Rent increases of almost 21% in the first nine months of 2022 crushed Singapore’s tenants, and it appears that the suffering will continue this year.

Despite a slowdown, Bloomberg Intelligence analysts forecast that rents will increase by another 10-15% in 2023, powered by the nation’s ongoing economic recovery as well as solid household income and employment.

The country’s real estate industry has largely avoided a global recession brought on by high increases in interest rates because of an acute supply shortage and a wealth inflow into the financial center.

Data made public on Monday revealed that the scarcity of available housing caused home sales in December to drop for the third consecutive month and reach their lowest level in nearly 14 years.

Nevertheless, with 18,234 private residential units anticipated to be created this year, the market may already be beginning to moderate.
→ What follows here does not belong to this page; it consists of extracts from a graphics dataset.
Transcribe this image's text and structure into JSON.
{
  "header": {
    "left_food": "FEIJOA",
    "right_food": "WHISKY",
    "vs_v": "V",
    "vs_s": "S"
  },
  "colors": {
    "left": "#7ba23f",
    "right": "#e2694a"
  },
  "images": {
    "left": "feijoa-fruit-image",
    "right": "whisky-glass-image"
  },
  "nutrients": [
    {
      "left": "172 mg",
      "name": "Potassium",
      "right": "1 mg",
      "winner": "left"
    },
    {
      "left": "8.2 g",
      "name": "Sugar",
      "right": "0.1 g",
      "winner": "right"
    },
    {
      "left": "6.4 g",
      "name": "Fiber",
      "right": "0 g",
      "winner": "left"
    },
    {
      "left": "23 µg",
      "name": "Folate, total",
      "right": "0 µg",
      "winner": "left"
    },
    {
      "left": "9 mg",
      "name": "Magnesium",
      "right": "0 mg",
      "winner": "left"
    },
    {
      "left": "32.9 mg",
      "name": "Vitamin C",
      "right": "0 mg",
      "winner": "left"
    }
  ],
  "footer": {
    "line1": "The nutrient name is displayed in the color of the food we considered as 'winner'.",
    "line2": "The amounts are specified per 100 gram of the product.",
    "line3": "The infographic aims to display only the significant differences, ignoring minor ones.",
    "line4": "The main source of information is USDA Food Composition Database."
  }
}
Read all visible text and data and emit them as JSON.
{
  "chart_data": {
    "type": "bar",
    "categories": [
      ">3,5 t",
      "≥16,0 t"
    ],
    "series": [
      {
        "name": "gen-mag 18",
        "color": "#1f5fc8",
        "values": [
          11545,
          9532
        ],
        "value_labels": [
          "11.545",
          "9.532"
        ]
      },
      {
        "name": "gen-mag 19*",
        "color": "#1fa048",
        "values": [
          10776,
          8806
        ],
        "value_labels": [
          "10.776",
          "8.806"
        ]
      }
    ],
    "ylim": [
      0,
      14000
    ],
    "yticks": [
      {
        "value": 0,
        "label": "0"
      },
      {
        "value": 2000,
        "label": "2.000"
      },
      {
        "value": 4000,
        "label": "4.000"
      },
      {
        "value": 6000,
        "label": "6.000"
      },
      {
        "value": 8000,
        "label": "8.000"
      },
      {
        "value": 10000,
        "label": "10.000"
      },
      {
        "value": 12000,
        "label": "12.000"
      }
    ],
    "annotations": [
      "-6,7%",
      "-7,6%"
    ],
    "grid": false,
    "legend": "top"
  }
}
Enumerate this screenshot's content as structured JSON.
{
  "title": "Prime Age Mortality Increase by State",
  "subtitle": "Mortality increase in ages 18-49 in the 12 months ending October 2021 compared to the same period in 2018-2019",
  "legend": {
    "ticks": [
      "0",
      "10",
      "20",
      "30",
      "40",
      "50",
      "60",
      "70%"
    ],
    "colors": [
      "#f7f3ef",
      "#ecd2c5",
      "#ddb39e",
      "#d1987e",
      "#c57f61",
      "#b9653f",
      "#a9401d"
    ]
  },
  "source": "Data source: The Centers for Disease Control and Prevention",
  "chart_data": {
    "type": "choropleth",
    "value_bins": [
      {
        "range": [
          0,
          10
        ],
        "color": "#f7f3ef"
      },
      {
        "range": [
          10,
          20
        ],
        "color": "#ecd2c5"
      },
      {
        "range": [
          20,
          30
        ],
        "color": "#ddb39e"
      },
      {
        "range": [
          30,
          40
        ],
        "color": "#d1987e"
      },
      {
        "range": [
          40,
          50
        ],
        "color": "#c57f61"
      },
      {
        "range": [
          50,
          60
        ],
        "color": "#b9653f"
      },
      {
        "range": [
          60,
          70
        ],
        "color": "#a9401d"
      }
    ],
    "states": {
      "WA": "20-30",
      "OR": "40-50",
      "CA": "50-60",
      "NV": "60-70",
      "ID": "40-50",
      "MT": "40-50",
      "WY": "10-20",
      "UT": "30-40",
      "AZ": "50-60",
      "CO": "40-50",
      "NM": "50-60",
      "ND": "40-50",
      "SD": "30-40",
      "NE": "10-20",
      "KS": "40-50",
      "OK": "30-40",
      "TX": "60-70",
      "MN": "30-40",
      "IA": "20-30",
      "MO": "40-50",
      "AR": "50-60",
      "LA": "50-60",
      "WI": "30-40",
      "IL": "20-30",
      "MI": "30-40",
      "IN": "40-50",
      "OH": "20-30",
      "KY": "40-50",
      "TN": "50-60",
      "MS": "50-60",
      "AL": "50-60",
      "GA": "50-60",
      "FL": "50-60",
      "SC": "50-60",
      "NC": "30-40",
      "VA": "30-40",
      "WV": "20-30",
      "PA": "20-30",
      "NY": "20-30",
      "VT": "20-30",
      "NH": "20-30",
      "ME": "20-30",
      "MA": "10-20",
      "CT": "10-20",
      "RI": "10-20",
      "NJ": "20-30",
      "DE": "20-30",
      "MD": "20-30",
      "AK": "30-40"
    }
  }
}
That’s a little bit more than twice as many as were constructed the previous year.

Such an estimate is most in danger from potential economic slowdowns or rising unemployment. But so far, the rental rise in Singapore may be supported by the consensus expectation of more than 2% GDP growth, stable employment, and household income.

The most recent projections confirm an earlier study by Singapore-based real estate firm OrangeTee & Tie Pte, which predicted that private rentals would increase by 13% to 16% this year.

Residents are unlikely to be very encouraged by the lowering rate. In a recent YouGov poll, voters listed housing affordability and the cost of living as the top two concerns they want the government to focus on.